Although the MERC program has been successful in identifying and addressing the need for improved MER skills, it continues to face several ongoing challenges. Scheduling workshops becomes more logistically complex as individuals seek new opportunities to fulfill their required six workshops. It has become common for individuals to have to make special travel arrangements to attend specific workshops to complete their requirements. The need to schedule workshops concurrently at the annual meeting of the AAMC also limits access for some participants.
Another logistical challenge is the need for a minimum number of participants to make a workshop financially viable. This has dictated firm criteria for minimum attendance that often goes against the natural proclivities of program leaders and workshop facilitators, who enjoy teaching and value the broad dissemination of the MERC goals, regardless of the number of participants.
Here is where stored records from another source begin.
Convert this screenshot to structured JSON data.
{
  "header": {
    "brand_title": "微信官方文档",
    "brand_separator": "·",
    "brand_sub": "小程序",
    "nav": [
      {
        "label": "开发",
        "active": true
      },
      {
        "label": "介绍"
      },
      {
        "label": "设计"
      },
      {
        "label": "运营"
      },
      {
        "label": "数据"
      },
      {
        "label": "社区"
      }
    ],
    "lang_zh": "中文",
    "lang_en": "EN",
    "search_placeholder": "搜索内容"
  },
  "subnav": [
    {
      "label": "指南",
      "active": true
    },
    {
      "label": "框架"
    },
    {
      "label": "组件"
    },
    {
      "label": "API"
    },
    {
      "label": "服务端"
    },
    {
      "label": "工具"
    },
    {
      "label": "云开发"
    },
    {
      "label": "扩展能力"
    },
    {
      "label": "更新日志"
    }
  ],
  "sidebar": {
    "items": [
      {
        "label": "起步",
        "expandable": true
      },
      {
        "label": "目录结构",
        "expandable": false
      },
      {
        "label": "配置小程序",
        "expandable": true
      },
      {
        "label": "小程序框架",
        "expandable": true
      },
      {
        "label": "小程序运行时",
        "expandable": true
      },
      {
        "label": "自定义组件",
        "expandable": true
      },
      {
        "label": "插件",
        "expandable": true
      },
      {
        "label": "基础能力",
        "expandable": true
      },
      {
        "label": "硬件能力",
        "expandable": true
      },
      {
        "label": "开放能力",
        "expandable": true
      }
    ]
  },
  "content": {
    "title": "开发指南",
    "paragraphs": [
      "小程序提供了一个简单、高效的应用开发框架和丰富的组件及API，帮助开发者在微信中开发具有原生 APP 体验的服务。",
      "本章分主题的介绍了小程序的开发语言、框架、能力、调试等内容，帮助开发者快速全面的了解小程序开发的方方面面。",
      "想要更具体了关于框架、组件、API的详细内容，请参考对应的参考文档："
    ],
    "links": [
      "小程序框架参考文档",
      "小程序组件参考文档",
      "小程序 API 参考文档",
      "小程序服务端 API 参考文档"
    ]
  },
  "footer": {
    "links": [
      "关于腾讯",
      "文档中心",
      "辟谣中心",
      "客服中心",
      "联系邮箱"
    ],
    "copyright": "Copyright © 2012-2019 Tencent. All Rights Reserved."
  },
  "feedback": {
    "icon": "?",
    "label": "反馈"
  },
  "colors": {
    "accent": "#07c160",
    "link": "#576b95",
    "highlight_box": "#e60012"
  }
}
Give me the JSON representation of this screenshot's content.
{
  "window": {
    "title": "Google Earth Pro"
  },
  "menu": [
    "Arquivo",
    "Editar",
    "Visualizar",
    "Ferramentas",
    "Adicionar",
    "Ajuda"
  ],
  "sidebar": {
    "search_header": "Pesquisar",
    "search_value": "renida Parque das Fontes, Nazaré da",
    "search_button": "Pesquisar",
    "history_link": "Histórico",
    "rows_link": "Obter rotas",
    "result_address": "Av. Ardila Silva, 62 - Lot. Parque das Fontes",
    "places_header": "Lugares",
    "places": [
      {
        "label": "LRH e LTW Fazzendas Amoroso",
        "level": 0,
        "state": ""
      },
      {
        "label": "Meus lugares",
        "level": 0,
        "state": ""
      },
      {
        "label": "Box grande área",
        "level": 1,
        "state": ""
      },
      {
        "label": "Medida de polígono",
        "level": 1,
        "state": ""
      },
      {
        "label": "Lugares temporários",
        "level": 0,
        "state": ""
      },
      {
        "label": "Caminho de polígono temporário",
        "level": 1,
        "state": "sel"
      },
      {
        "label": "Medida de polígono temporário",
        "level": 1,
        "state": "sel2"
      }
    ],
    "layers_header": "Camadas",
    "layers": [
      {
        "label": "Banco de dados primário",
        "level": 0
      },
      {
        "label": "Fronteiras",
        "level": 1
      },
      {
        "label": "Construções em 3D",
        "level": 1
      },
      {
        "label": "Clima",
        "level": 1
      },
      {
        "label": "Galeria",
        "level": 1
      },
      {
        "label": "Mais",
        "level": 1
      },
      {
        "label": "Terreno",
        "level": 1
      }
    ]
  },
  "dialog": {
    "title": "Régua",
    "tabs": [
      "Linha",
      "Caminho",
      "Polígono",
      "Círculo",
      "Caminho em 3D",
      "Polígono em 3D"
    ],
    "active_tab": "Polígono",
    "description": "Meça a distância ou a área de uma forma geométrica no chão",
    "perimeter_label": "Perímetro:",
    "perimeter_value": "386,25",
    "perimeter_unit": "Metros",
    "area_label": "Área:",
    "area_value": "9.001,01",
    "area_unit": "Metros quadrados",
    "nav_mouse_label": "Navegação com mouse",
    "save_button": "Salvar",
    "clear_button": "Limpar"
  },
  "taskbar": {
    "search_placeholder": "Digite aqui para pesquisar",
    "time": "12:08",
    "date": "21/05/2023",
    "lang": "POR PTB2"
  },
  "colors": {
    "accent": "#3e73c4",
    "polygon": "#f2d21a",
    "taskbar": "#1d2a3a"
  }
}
When the MERC program was originally established in 2004, the expectation was that there would be a certain amount of pent-up demand for the program because there had not been a similar resource available on a large scale. The size of this demand is still unknown, however, and the question remains of what might happen after that demand is met. The attendance at regional GEA workshops has shown some signs of declining, but not consistently so. In contrast, the number of institutional requests to offer the program locally has increased. Thus, it is difficult to determine ongoing demand with confidence.
The fact that volunteers lead the MERC program and facilitate its workshops is both a strength and a limitation. The number of volunteers and breadth of institutions represented help ensure that no single, narrow perspective is emphasized. However, relying on volunteers also means that there may be a high rate of leadership turnover and that the time and attention that any of the volunteers can provide the program are limited. For example, early in the development of the MERC program, the steering committee considered a required “capstone” project that would serve as the practical application of what the participant had learned through the program. However, a careful consideration of the faculty resources required for this requirement led the committee to abandon this idea.
Participants in each of the MERC workshops represent a diverse set of skills, training, and experience. Although most are the clinical faculty members for whom the program was designed initially, MERC has drawn participants from other groups, including allied health, medical librarians, basic science faculty, and administrative support staff. Whereas some participants have reported feeling lost in the complexities of the topic, others found a given topic repetitious and already familiar. The emphasis on interactivity in the workshop is one procedural solution for this problem, but, more fundamentally, the MERC workshops have been designed to be as accessible as possible for participants with minimal training or experience.
Meeting the Needs of Medical Education Researchers
In conclusion, the MERC program provides a method for improving and supporting the quality and quantity of MER by educating faculty in fundamental research principles and methods. It is far from the only solution for improving the quality of MER, but it meets a defined need for a segment of the MER community. It also demonstrates the feasibility of a centrally organized and operated faculty development program that is national in scope. This model may be appropriate for other domains in which faculty development is needed at a national level.